A couple of absolute highlights in this production are Naomi Jacobsen as Queen Elizabeth, and Laura Gordon as Nurse. Jacobsen completely embodies QE1 and her comedic timing is spot on. She also has the ability to show Elizabeth’s compassion and understanding being “a woman in a man’s profession.” She gives a strong, confident, and memorable performance. Along those lines, Gordon’s portrayal of Nurse is endearing as she is reminiscent of the written, doting Nurse of Romeo & Juliet, and she has great chemistry with Emily Trask making for an authentic, and praiseworthy performance. Both of these actresses are ones to watch in this production.
Taking on the title role as William “Will” Shakespeare, Nicholas Carriere gives an admirable performance and seems to understand his character quite well but there was something in the way his over-the-top gestures and facial expressions seem to cheapen the role.
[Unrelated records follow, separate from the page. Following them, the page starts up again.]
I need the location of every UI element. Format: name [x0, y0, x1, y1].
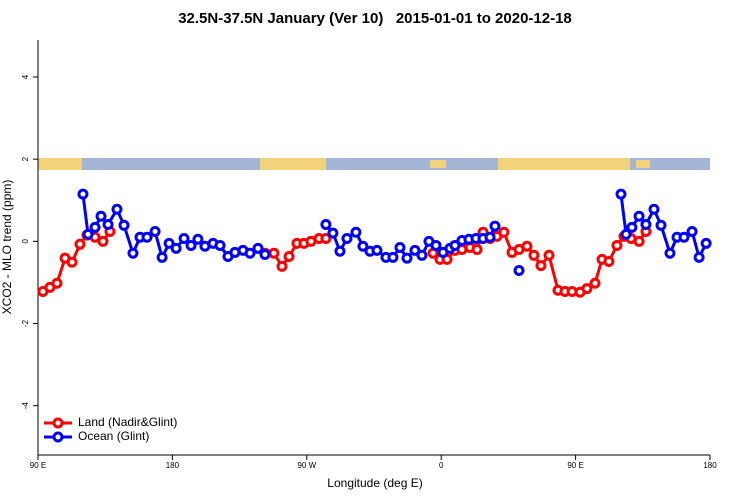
point: [327, 227, 339, 239]
point: [51, 277, 63, 289]
legend-marker: [52, 417, 64, 429]
point: [66, 256, 78, 268]
point: [498, 226, 510, 238]
point: [611, 239, 623, 251]
point: [97, 235, 109, 247]
point: [320, 218, 332, 230]
point: [341, 232, 353, 244]
y-tick-label: -4: [21, 402, 30, 410]
point: [693, 251, 705, 263]
legend-label: Land (Nadir&Glint): [78, 415, 177, 429]
point: [626, 221, 638, 233]
point: [387, 251, 399, 263]
point: [178, 232, 190, 244]
point: [141, 231, 153, 243]
point: [535, 260, 547, 272]
point: [320, 232, 332, 244]
point: [394, 242, 406, 253]
point: [371, 244, 383, 256]
point: [489, 220, 501, 232]
point: [513, 265, 525, 277]
point: [678, 231, 690, 243]
legend-label: Ocean (Glint): [78, 429, 149, 443]
point: [700, 237, 712, 249]
y-axis-label: XCO2 - MLO trend (ppm): [0, 180, 14, 315]
point: [192, 233, 204, 245]
point: [111, 203, 123, 215]
point: [102, 218, 114, 230]
x-tick-label: 90 E: [567, 461, 583, 470]
point: [409, 244, 421, 256]
x-tick-label: 180: [703, 461, 717, 470]
point: [283, 251, 295, 263]
point: [74, 238, 86, 250]
point: [686, 225, 698, 237]
x-axis-label: Longitude (deg E): [327, 476, 422, 490]
point: [350, 226, 362, 238]
point: [589, 277, 601, 289]
point: [334, 245, 346, 257]
point: [259, 248, 271, 260]
x-tick-label: 0: [439, 461, 444, 470]
y-tick-label: 0: [21, 239, 30, 244]
point: [268, 247, 280, 259]
point: [401, 252, 413, 264]
point: [528, 249, 540, 261]
point: [471, 244, 483, 256]
point: [615, 188, 627, 200]
point: [416, 249, 428, 261]
point: [655, 219, 667, 231]
point: [543, 249, 555, 261]
point: [95, 210, 107, 222]
point: [620, 228, 632, 240]
x-tick-label: 90 E: [30, 461, 46, 470]
point: [185, 239, 197, 251]
map-strip: [38, 158, 710, 170]
point: [149, 225, 161, 237]
point: [633, 235, 645, 247]
point: [89, 221, 101, 233]
y-tick-label: 4: [21, 74, 30, 79]
point: [664, 247, 676, 259]
point: [357, 240, 369, 252]
point: [118, 219, 130, 231]
point: [484, 231, 496, 243]
point: [640, 218, 652, 230]
point: [82, 228, 94, 240]
x-tick-label: 90 W: [297, 461, 316, 470]
point: [244, 247, 256, 259]
point: [449, 239, 461, 251]
point: [603, 255, 615, 267]
y-tick-label: -2: [21, 319, 30, 327]
point: [521, 240, 533, 252]
point: [77, 188, 89, 200]
point: [252, 242, 264, 254]
y-tick-label: 2: [21, 156, 30, 161]
point: [581, 283, 593, 295]
point: [156, 251, 168, 263]
x-tick-label: 180: [166, 461, 180, 470]
chart-title: 32.5N-37.5N January (Ver 10) 2015-01-01 …: [178, 10, 572, 27]
point: [430, 239, 442, 251]
point: [276, 260, 288, 272]
point: [214, 239, 226, 251]
point: [648, 203, 660, 215]
point: [170, 242, 182, 254]
point: [127, 247, 139, 259]
legend-marker: [52, 431, 64, 443]
point: [633, 210, 645, 222]
point: [163, 237, 175, 249]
It’s clear he knows what the character is all about and his gestures are purposeful… just a little to big, making the performance look campy, at times. It could very well be a directorial choice, because in the dramatic scenes Carriere is on point and believable. His and Emily Trasks chemistry is a slow burn, is convincing and has the audience drawn into their relationship by the end of the story. Overall, his performance is strong and he has a great command of the stage.
Emily Trask takes on the role of Viola de Lesseps, the heroine of the piece and the forward thinker. Lady de Lesseps wants to be an actress when women on the stage was unheard of and even considered lewd. Trask takes this role, makes it her own, and runs with it. The character of Viola is complex but Trask has a good grasp on her and the problems she faces. Her delivery of the text is impeccable and she gives a natural, commanding performance.
Final thought…Shakespeare in Love is a lighthearted, but moving piece that is a fictional story around the writing of one of William Shakespeare’s most famous works, Romeo & Juliet, that blends make believe and history seamlessly and with thoughtfulness. Being based on a popular and well-received film (and one of my absolute favorites), I was worried about how it would transfer to the stage, but, ultimately, the script stays true and the Great Bard’s reputation is still intact. The performances are spot on and each actor makes their roles their own, not being a carbon copy of the film. Whether it be script or directional choices, it seems this piece doesn’t know if it wants to be a comedy or a drama with jarring switches from one to the other. Also, a few of the performances were a bit over the top, at times, but overall, fans of the film and those unfamiliar with the story will be delighted with this production and it’s not one you want to miss this season.